Fiziksel aktivitenin olduğu bir yaşam, daha iyi kan kolesterol seviyeleri, düşük obezite ve tip 2 diyabet prevelansının azalmasını sağlamaktadır ve daha sağlam bir bağışıklık yanıtı oluşturmaktadır. Yaşamda egzersizin önemi yalnızca fiziksel sağlıkla sınırlı olmayıp, zihinsel sağlık için de olumlu etkileri bulunmaktadır.
- Egzersiz yapan bireylerde daha az depresyon, kaygı, yorgunluk ve bilişsel bozukluk görülmektedir. Fiziksel açıdan aktif bir yaşam, kişinin stresli durumlar ile başa çıkmasını kolaylaştırmaktadır.
- Stres ve fiziksel aktivite arasındaki ilişkiye yönelik klinik çalışmalar, egzersizin; algılanan stresi, stres semptomlarını ve yaşam kalitesini iyileştirmede etkili olduğunu belirtmiştir.
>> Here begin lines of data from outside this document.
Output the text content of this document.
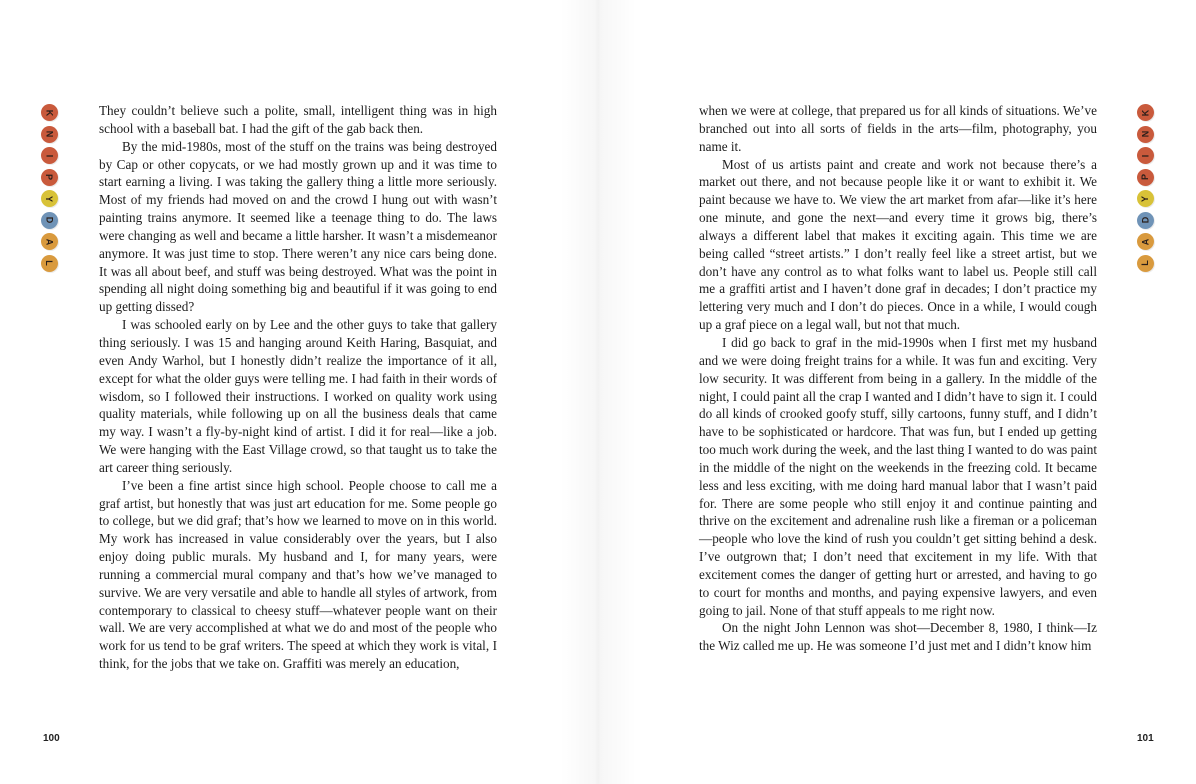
K
N
I
P
Y
D
A
L

They couldn’t believe such a polite, small, intelligent thing was in high school with a baseball bat. I had the gift of the gab back then.

By the mid-1980s, most of the stuff on the trains was being destroyed by Cap or other copycats, or we had mostly grown up and it was time to start earning a living. I was taking the gallery thing a little more seriously. Most of my friends had moved on and the crowd I hung out with wasn’t painting trains anymore. It seemed like a teenage thing to do. The laws were changing as well and became a little harsher. It wasn’t a misdemeanor anymore. It was just time to stop. There weren’t any nice cars being done. It was all about beef, and stuff was being destroyed. What was the point in spending all night doing something big and beautiful if it was going to end up getting dissed?

I was schooled early on by Lee and the other guys to take that gallery thing seriously. I was 15 and hanging around Keith Haring, Basquiat, and even Andy Warhol, but I honestly didn’t realize the importance of it all, except for what the older guys were telling me. I had faith in their words of wisdom, so I followed their instructions. I worked on quality work using quality materials, while following up on all the business deals that came my way. I wasn’t a fly-by-night kind of artist. I did it for real—like a job. We were hanging with the East Village crowd, so that taught us to take the art career thing seriously.

I’ve been a fine artist since high school. People choose to call me a graf artist, but honestly that was just art education for me. Some people go to college, but we did graf; that’s how we learned to move on in this world. My work has increased in value considerably over the years, but I also enjoy doing public murals. My husband and I, for many years, were running a commercial mural company and that’s how we’ve managed to survive. We are very versatile and able to handle all styles of artwork, from contemporary to classical to cheesy stuff—whatever people want on their wall. We are very accomplished at what we do and most of the people who work for us tend to be graf writers. The speed at which they work is vital, I think, for the jobs that we take on. Graffiti was merely an education,

100
K
N
I
P
Y
D
A
L

when we were at college, that prepared us for all kinds of situations. We’ve branched out into all sorts of fields in the arts—film, photography, you name it.

Most of us artists paint and create and work not because there’s a market out there, and not because people like it or want to exhibit it. We paint because we have to. We view the art market from afar—like it’s here one minute, and gone the next—and every time it grows big, there’s always a different label that makes it exciting again. This time we are being called “street artists.” I don’t really feel like a street artist, but we don’t have any control as to what folks want to label us. People still call me a graffiti artist and I haven’t done graf in decades; I don’t practice my lettering very much and I don’t do pieces. Once in a while, I would cough up a graf piece on a legal wall, but not that much.

I did go back to graf in the mid-1990s when I first met my husband and we were doing freight trains for a while. It was fun and exciting. Very low security. It was different from being in a gallery. In the middle of the night, I could paint all the crap I wanted and I didn’t have to sign it. I could do all kinds of crooked goofy stuff, silly cartoons, funny stuff, and I didn’t have to be sophisticated or hardcore. That was fun, but I ended up getting too much work during the week, and the last thing I wanted to do was paint in the middle of the night on the weekends in the freezing cold. It became less and less exciting, with me doing hard manual labor that I wasn’t paid for. There are some people who still enjoy it and continue painting and thrive on the excitement and adrenaline rush like a fireman or a policeman—people who love the kind of rush you couldn’t get sitting behind a desk. I’ve outgrown that; I don’t need that excitement in my life. With that excitement comes the danger of getting hurt or arrested, and having to go to court for months and months, and paying expensive lawyers, and even going to jail. None of that stuff appeals to me right now.

On the night John Lennon was shot—December 8, 1980, I think—Iz the Wiz called me up. He was someone I’d just met and I didn’t know him

101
J Alves, A., L Viana, J., L Cavalcante, S., L Oliveira, N., A Duarte, J., Mota, J., et al. (2016). Physical activity in primary and secondary prevention of cardiovascular disease: Overview updated. World Journal of Cardiology, 575-578.
S.Kolt, G., S. George, E., L.Rebar, A., J. Duncan, M., Vandelanotte, C., M. Caperchione, C., et al. (2017). Associations between quality of life and duration and frequency of physical activity and sedentary behaviour: Baseline findings from the WALK 2.0 randomised controlled trial. PLOS ONE, 2-3.